Conduct workshops, webcasts, or webinars related to your hobby where people can learn more about it while also having some fun! This works particularly well for hobbies like painting, pottery making, cake decoration, etc. People are always looking for new experiences and this provides them with a great opportunity to learn something while also spending some quality time with friends or family, if you design their experience such. For digital events, you also have the option to cross-sell branded kits to be used during such events.
Why don’t you start a subscription-based service related to your hobby? This could be anything from monthly boxes of goodies for pet lovers to quarterly shipments of fresh fruits and vegetables for people who love gardening! It’s a great way to monetize your hobby. It builds up a loyal customer base while keeping people eager to receive your products or services on a regular basis.
You can also complement such subscriptions with a video content subscription and vice versa. Make sure to keep your community engaged throughout. Here, Teyuto’s community marketing tools can prove they're worth in gold, thanks to their automated emails, push messages, and other valuable features. Explore every way in which you can keep your target audience hooked.

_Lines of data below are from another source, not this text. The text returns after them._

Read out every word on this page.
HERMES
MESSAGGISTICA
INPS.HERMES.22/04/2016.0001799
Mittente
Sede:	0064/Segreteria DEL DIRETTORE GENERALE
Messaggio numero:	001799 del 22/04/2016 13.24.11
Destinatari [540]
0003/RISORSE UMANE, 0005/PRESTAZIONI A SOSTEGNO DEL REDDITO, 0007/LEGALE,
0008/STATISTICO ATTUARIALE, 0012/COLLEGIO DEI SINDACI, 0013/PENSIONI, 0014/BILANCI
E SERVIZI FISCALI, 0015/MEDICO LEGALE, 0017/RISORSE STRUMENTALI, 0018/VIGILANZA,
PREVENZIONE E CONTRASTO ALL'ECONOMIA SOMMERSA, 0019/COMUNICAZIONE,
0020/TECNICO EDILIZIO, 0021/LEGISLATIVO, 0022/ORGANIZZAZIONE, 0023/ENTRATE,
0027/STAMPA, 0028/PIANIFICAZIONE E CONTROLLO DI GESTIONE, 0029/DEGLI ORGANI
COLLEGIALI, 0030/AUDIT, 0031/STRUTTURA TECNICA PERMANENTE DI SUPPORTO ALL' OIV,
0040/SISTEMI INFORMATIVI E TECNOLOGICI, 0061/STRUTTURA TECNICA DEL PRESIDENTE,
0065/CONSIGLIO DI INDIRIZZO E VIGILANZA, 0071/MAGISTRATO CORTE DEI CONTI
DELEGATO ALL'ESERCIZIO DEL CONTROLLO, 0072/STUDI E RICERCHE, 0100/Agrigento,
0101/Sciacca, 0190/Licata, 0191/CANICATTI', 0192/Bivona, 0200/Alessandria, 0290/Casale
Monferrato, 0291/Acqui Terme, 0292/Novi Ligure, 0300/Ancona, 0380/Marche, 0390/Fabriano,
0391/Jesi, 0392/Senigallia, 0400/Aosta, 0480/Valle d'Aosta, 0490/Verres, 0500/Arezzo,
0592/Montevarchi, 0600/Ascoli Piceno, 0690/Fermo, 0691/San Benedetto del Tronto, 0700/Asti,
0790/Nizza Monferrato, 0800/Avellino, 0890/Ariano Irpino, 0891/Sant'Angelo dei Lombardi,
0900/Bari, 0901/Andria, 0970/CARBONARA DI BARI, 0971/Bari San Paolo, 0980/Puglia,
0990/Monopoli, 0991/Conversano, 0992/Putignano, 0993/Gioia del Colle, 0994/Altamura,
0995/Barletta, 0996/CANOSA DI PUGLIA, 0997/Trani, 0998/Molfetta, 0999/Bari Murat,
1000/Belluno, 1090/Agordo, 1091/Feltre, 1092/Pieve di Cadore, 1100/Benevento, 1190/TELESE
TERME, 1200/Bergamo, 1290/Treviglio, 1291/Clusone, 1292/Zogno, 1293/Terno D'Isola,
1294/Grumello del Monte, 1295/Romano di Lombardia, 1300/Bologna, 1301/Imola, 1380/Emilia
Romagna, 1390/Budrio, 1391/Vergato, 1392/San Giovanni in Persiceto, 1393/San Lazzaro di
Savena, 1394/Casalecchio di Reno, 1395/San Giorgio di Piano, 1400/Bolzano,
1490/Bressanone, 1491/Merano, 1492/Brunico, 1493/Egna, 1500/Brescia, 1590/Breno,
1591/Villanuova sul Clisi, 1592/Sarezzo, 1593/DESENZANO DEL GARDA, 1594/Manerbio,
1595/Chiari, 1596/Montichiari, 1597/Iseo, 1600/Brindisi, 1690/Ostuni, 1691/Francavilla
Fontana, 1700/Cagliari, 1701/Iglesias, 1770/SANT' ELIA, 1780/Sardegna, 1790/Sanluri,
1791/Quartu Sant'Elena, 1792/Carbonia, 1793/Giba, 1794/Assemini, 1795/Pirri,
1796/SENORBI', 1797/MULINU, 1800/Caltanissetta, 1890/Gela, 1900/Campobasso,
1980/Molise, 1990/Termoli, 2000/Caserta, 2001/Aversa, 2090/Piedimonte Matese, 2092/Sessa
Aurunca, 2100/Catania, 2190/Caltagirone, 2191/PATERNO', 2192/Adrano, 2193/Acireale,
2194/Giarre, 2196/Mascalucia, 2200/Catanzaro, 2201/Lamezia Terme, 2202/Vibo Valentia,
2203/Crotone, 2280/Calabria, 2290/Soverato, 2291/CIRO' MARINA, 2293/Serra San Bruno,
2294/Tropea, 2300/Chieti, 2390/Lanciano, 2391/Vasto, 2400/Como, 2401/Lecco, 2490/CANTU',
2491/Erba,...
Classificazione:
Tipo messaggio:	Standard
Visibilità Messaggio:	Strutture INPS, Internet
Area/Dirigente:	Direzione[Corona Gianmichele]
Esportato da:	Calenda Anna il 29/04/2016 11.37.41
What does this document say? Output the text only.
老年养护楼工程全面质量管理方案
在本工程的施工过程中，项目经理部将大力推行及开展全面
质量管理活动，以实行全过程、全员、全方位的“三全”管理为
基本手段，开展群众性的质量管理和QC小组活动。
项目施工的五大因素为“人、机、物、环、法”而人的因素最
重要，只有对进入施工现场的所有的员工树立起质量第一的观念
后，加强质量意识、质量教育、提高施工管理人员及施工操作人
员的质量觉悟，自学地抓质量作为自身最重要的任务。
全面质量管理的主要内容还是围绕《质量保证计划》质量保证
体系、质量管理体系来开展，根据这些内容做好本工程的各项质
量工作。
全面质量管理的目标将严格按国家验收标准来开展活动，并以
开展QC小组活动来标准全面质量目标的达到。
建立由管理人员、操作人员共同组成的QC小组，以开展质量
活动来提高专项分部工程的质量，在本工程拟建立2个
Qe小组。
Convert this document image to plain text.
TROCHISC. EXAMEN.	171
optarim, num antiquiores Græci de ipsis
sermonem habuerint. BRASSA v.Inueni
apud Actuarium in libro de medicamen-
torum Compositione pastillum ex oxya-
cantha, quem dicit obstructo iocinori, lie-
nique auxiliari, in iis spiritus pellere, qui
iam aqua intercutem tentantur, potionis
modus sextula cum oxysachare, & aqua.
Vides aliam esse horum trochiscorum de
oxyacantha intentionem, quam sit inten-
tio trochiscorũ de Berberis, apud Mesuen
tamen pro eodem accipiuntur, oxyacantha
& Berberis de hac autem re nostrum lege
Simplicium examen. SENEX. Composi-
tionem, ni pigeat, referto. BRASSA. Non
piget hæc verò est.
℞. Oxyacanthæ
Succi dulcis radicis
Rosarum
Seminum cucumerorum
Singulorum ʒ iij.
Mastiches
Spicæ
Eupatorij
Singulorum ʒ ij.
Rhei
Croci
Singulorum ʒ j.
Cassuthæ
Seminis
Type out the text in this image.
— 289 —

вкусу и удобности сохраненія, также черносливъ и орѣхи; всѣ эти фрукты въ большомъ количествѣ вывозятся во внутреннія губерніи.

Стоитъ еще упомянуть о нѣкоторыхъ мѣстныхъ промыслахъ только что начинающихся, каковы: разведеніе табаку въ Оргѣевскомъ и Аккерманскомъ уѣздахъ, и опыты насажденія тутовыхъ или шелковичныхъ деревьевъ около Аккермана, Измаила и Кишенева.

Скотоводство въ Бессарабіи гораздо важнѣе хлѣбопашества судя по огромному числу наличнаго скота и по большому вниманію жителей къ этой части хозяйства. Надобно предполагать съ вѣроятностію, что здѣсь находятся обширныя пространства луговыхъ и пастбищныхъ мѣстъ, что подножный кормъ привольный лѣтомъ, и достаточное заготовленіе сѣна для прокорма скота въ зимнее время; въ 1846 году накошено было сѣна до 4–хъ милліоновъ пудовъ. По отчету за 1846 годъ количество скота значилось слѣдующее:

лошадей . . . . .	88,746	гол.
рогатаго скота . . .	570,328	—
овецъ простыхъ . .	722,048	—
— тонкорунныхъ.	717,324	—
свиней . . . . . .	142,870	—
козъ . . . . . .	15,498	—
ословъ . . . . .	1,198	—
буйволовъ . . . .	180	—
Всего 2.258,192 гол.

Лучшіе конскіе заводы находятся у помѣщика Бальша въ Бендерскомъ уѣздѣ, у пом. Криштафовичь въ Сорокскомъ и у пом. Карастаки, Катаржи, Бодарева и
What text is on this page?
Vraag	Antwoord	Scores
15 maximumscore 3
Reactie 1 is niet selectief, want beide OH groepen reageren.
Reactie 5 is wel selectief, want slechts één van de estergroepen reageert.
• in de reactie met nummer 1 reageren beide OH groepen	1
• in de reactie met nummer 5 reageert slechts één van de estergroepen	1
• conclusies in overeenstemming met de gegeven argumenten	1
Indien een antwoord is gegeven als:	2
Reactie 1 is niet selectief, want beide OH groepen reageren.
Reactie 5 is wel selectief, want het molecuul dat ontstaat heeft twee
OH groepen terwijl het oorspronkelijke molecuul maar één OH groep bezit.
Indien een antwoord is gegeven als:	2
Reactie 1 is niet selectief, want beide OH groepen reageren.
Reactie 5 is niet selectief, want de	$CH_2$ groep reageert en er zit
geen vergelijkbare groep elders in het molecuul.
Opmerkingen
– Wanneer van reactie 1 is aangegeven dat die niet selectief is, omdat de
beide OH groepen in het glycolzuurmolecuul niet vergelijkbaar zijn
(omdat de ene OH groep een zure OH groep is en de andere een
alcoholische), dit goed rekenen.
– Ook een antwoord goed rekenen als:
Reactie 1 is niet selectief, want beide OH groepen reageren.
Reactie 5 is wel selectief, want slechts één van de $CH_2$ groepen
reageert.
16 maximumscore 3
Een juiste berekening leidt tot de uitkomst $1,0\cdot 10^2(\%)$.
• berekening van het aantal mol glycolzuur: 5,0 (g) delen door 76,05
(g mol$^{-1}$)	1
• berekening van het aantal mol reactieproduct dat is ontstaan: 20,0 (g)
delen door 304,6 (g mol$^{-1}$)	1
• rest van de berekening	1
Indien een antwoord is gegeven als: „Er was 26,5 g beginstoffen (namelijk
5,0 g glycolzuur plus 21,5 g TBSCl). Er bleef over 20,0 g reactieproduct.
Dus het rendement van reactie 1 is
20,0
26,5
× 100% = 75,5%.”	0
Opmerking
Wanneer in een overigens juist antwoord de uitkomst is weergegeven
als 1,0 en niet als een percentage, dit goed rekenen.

Another great way to make money from your hobby is to sell custom-made products to people. For instance, if you’re into painting, then you could create customized paintings or sketches for people based on their requirements. You can also enter into a partnership with wholesalers and sell your branded canvas, brushes, paints, or other products to your audience.
Similarly, if woodworking is your thing, then you could make and sell custom furniture or other wooden items like jewelry boxes, photo frames, etc. personalized to your customers’ needs. The options here are endless. You just need to think out of the box.
Today, we live in a creator economy, where more than 50 million independent content creators, curators, and community builders are generating value for their audiences with their unique and compelling content. Creating video content such as a VOD or live-streaming platform is one of the ways to go forward. For instance, live streaming not only allows you to monetize your video content but also build a highly engaged community around it.
Market research reveals that an average person views 100 minutes of video content daily. And this is just your average Joe – not some video-loving, binge-watcher! So, the chances are that there will be a wider audience for your video-driven enterprise.
People literally crave captivating content on various topics. Just open YouTube. Search anything that comes to your mind. Whether it’s reusable model rocket making or ant-keeping as a hobby, you’ll find that there videos on these topics and millions (and, sometimes, billions) of people have watched them. Why wouldn’t someone watch your hobby content then? At least, if you present it in a gripping format. For inspiration, you can read our blog on video monetization as well. You’ll learn everything from what channels to what your strategy should be while beginning a video venture in it. Go check it out!
In terms of beginning a venture, video making also comes with a smaller barrier to entry. All you need to have is a video camera, which, chances are, you already do. Every smartphone and laptop nowadays comes with an in-built camera. Every other accessory that you need is just an add-on.
There you have it – everything you need to know about turning your hobby into a business venture!
Just remember to take things slow at first and steady your ship while making well-informed decisions. Build up a solid foundation for your business and then take the plunge.